Maßgeschneiderte Lösungen – Miet-Terminals
Schnell errichtet, weltweit einsetzbar
Bei den Asian Games 2006 in Doha konnten die Passagiere bei der Landung auf dem Flughafen ein riesiges arabisches Zelt bewundern. Es war ein 8 000 m² großes Flughafenterminal, nur errichtet für die zweitgrößte Sportveranstaltung der Welt und danach wieder abgebaut. Möglich macht das CapacityPlus von Siemens.
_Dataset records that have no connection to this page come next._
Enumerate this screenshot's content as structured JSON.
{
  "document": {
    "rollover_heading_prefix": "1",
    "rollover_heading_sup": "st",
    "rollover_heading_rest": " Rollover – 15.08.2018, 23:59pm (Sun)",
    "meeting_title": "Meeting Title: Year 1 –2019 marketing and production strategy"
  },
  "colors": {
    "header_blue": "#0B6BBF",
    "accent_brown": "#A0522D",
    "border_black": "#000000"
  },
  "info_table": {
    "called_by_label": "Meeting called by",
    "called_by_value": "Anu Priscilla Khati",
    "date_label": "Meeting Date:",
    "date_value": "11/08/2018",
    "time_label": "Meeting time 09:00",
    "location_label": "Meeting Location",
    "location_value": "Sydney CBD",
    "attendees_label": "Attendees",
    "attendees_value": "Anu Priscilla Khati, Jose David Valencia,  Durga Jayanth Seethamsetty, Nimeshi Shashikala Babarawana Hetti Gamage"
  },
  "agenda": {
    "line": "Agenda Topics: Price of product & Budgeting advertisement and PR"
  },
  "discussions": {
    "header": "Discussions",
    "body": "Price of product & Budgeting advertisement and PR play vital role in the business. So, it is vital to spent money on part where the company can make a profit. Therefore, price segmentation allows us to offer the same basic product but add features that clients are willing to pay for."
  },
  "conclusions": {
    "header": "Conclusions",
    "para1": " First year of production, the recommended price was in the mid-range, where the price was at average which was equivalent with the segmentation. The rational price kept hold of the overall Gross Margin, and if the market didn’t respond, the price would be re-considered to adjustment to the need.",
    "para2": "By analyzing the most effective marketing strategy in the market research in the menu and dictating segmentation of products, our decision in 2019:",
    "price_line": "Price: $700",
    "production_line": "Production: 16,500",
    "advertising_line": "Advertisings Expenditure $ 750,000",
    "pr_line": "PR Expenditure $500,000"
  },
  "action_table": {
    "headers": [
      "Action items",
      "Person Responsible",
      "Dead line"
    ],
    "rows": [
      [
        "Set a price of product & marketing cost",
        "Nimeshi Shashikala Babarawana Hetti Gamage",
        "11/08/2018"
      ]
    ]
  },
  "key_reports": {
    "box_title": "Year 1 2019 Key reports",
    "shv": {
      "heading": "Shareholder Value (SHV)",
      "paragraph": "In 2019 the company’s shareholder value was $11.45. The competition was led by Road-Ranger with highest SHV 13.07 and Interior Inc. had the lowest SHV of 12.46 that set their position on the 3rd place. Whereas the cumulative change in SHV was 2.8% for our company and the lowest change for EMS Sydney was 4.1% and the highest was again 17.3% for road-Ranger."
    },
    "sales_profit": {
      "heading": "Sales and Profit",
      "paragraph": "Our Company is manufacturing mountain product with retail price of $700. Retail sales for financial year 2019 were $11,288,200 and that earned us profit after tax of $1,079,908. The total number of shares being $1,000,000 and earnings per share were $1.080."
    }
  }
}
Ankunfts- und Abflugbereich gehören ebenso dazu wie die Gepäckbeförderung und -sortierung sowie ein umfassendes elektronisches Sicherheitssystem für Passagiere und Gepäck, Check-in-Schalter, sanitäre Einrichtungen, Klimaanlage und Energieversorgung. "Für ein solches komplexes Projekt haben wir die passenden Lösungen parat, die wir auf den jeweiligen Bedarf der Flughafenbetreiber maßschneidern können – hinsichtlich Größe, Gestaltung, Ausstattung und Einbettung in die Flughafenlogistik", erklärt Christian-Marius Wegner, Leiter des Geschäftszweigs Infrastructure Logistics, Customer Service. Ein neues Konzept implementierte Siemens bei der CapacityPlus-Lösung für das Terminal 2 in Lissabon im Jahr 2007: Zur Überbrückung von Kapazitätsengpässen bis zur Fertigstellung des neuen Airports bestellte der Flughafenbetreiber ein temporäres Abflugterminal in Leichtbauweise, von dem sämtliche Inlandsflüge in den nächsten Jahren abgefertigt werden sollen. Das 7 700 m² große Terminal setzt mit Restaurants, Shops und großen Aufenthaltsbereichen Maßstäbe auch in Sachen Fluggast-Komfort. Errichtet wurde es in der Rekordzeit von nur fünf Monaten. "Zeit ist bei allen CapacityPlus-Projekten der erfolgskritische Faktor – neben der Fähigkeit, flexibel auf die häufig wechselnden Kundenanforderungen zu reagieren" weiß José Arsénio, General Manager Infrastructure Logistics in Portugal. Siemens ist darin erprobt: Das Unternehmen ist auf vielen Flughäfen weltweit für die Ausstattung und Logistik verantwortlich, hat dementsprechend viel Erfahrung und kann optimale Lösungen für die Kunden zusammenstellen. Ein weiterer Vorteil ist die Möglichkeit der virtuellen Modellierung. Bereits während der Planung sieht der Kunde sein Terminal an einem Computerbildschirm in 3D und kann sich somit genau vorstellen, wie es darin aussehen wird.